<<Yace aquí un duelista ad eternum>>. Un epitafio al uso no hubiera bastado para Gabriel Feraud. El anciano húsar que en aquel cementerio sepultaban se desenvolvió como un duelista nato, y jamás había perdido la esperanza de pasar a serlo en mejor vida. La tercera de las frías mañanas que siguieron, se rehízo de la muerte para abrir —sable en mano— la verja del exiguo campo santo. Una vez más el camino emprendido debía llevarle hasta D´Hubert.
Todos los que se enteraron de que Dubrovsky había huido al extranjero, no imaginaron el final del noble bandido ruso en una perdida posada de Alsacia. El absurdo encontronazo con un anónimo viajero, altanero y de tez mortecina, encontró la resolución al amanecer en un desigual duelo de hierros.

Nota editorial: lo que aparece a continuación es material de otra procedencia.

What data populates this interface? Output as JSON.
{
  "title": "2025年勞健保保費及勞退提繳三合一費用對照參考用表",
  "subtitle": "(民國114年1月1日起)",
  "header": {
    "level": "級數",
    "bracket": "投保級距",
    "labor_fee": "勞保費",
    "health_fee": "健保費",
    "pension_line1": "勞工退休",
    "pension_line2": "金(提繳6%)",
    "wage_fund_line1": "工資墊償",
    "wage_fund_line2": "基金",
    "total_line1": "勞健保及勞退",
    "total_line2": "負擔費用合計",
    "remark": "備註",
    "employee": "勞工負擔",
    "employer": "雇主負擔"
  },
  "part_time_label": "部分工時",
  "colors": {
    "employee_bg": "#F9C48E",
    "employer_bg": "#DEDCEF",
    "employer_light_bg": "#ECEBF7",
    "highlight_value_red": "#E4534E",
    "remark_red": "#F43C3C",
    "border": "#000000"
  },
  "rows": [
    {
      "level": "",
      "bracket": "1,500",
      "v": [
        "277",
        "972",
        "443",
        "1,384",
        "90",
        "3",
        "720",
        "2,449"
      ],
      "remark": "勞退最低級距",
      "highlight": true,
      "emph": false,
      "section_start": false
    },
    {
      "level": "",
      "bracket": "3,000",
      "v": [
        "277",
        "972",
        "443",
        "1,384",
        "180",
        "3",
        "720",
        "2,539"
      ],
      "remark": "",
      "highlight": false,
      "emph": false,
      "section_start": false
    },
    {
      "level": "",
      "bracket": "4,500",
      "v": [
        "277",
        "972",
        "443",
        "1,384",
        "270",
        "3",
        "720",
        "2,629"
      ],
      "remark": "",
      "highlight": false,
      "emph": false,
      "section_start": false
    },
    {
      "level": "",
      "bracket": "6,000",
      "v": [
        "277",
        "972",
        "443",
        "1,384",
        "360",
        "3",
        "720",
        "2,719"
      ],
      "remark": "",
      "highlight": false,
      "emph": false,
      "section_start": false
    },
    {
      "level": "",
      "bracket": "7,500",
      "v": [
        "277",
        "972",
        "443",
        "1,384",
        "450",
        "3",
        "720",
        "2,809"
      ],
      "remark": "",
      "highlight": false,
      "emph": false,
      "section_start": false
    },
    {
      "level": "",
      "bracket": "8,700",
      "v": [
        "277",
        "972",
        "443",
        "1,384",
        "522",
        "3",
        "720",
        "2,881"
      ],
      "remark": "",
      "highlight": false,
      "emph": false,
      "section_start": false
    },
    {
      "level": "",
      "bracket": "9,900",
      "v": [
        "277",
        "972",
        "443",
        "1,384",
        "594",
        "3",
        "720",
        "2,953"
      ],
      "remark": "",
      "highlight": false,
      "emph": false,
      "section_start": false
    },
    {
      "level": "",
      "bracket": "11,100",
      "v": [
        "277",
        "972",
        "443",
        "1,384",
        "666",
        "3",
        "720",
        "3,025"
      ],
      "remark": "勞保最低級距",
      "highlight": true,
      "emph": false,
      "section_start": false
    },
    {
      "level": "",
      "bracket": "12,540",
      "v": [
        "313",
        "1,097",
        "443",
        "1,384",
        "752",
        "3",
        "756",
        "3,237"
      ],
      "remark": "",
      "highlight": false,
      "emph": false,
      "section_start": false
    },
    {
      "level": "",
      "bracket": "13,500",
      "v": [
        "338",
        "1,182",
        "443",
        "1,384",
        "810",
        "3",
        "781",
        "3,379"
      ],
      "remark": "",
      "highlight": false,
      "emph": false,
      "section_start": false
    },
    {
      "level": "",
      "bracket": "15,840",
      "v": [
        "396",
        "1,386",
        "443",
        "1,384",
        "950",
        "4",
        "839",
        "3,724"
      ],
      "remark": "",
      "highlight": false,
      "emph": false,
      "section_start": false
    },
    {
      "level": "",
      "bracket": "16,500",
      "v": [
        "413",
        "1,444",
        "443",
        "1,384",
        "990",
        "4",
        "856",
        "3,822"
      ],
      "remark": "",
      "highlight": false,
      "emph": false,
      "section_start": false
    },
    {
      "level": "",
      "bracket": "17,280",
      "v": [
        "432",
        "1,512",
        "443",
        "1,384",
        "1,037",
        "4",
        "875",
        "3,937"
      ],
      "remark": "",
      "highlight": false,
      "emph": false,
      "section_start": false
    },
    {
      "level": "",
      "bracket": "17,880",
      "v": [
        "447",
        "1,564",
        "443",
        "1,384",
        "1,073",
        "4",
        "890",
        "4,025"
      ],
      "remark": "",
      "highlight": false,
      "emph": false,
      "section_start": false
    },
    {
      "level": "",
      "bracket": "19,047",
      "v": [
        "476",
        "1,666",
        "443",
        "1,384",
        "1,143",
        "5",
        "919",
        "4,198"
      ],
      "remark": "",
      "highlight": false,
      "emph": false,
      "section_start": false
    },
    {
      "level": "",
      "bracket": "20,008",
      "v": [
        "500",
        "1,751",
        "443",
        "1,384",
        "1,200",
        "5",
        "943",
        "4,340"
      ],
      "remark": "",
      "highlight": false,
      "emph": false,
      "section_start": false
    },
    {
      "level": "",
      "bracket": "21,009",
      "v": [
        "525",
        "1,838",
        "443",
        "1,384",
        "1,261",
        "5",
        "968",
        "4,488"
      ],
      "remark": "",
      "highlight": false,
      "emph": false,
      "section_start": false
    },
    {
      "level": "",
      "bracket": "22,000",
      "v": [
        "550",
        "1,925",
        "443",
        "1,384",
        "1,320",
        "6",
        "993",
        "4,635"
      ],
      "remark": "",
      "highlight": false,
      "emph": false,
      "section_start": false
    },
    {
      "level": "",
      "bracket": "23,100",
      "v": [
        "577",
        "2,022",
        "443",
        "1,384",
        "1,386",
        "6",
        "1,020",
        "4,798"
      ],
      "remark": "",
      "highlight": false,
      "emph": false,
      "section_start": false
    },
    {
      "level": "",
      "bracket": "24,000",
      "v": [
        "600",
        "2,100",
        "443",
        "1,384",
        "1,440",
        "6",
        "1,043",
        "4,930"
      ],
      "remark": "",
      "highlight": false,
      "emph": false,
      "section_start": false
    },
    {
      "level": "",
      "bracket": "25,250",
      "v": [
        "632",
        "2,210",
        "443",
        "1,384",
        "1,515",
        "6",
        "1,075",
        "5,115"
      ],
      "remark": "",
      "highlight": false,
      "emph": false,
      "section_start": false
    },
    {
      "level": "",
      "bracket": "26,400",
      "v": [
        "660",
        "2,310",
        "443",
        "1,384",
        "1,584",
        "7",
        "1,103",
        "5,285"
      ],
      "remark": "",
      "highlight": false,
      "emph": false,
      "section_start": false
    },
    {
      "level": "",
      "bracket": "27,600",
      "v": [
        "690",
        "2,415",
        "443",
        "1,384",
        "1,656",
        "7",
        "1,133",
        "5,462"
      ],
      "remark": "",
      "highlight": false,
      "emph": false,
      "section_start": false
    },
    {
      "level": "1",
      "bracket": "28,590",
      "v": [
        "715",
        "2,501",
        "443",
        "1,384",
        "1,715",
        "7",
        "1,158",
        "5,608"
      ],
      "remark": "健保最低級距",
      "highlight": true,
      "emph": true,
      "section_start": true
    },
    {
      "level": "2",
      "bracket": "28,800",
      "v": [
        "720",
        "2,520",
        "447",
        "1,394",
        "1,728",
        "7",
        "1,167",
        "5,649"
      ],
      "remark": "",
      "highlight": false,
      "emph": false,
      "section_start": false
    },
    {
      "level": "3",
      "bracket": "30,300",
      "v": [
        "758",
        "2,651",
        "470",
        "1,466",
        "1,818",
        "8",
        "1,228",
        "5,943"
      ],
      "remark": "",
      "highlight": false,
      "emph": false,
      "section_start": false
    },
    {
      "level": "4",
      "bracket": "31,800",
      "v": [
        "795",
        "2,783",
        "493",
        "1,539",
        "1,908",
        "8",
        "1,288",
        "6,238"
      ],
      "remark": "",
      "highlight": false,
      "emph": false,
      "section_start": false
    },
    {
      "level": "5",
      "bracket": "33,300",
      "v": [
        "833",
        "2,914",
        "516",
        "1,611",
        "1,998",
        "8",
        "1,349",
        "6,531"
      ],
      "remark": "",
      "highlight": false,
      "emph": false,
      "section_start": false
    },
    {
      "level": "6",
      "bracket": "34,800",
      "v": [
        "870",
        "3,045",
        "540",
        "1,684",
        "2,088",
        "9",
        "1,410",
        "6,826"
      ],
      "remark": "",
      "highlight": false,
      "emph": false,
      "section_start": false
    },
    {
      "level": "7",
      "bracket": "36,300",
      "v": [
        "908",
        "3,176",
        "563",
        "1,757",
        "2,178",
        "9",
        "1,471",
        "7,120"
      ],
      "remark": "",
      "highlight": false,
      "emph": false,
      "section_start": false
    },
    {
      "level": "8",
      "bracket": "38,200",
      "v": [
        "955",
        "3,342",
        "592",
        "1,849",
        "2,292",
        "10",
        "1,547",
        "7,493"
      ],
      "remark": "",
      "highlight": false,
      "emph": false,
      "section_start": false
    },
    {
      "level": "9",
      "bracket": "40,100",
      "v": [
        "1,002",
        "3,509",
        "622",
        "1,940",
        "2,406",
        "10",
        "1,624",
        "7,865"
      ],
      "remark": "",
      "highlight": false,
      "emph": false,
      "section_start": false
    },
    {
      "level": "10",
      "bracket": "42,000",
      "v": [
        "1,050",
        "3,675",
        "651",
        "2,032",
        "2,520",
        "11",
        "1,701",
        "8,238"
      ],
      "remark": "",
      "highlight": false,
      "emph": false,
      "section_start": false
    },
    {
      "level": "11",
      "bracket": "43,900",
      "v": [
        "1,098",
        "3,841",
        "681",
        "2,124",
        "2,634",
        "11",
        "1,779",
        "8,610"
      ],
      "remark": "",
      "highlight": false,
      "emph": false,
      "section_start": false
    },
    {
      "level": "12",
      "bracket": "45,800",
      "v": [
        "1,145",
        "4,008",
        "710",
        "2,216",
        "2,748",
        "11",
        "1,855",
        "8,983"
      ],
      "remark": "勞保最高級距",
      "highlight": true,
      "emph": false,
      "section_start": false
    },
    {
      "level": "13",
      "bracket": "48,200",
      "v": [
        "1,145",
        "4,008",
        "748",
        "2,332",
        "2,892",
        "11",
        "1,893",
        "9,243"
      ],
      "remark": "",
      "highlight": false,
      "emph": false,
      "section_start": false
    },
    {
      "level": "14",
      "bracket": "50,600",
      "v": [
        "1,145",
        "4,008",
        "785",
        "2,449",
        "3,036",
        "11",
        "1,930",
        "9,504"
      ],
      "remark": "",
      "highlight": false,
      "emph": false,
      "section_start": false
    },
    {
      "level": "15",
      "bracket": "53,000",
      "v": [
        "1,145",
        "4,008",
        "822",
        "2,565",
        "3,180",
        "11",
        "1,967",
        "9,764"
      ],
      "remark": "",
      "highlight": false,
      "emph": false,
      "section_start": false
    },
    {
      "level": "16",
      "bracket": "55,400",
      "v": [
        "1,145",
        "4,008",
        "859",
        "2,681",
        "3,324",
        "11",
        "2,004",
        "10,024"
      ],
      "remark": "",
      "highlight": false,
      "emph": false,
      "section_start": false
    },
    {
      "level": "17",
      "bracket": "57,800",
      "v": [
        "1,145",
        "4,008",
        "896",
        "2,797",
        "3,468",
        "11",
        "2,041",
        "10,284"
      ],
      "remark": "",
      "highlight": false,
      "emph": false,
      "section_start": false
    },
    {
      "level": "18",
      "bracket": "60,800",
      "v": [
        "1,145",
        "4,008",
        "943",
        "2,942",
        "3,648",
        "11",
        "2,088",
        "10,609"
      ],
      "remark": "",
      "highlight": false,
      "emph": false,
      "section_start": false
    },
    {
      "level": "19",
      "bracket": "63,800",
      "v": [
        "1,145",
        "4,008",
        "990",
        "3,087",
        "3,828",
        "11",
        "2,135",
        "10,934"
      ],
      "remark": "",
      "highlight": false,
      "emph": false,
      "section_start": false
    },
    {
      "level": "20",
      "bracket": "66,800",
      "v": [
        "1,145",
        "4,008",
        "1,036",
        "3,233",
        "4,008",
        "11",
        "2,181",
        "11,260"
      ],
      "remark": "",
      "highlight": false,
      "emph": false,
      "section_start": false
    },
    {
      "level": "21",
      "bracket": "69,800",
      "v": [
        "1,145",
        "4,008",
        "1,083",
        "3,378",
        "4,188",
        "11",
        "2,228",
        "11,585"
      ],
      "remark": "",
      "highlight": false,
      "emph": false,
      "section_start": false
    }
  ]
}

Semanas más tarde, y unos cuantos más desafíos en su haber, un exhausto Gabriel Feraud reclamó la presencia de Armand D´Hubert al pie de su tumba. Comprometido por su honor, en vida había cumplido con la palabra dada: Que D´Hubert hubiera descargado las pistolas tras haber errado Feraud sus dos disparos, le obligó a desaparecer de la existencia de su imperecedero rival para siempre. Finados los dos, ya nada le obligaba a mantenerla.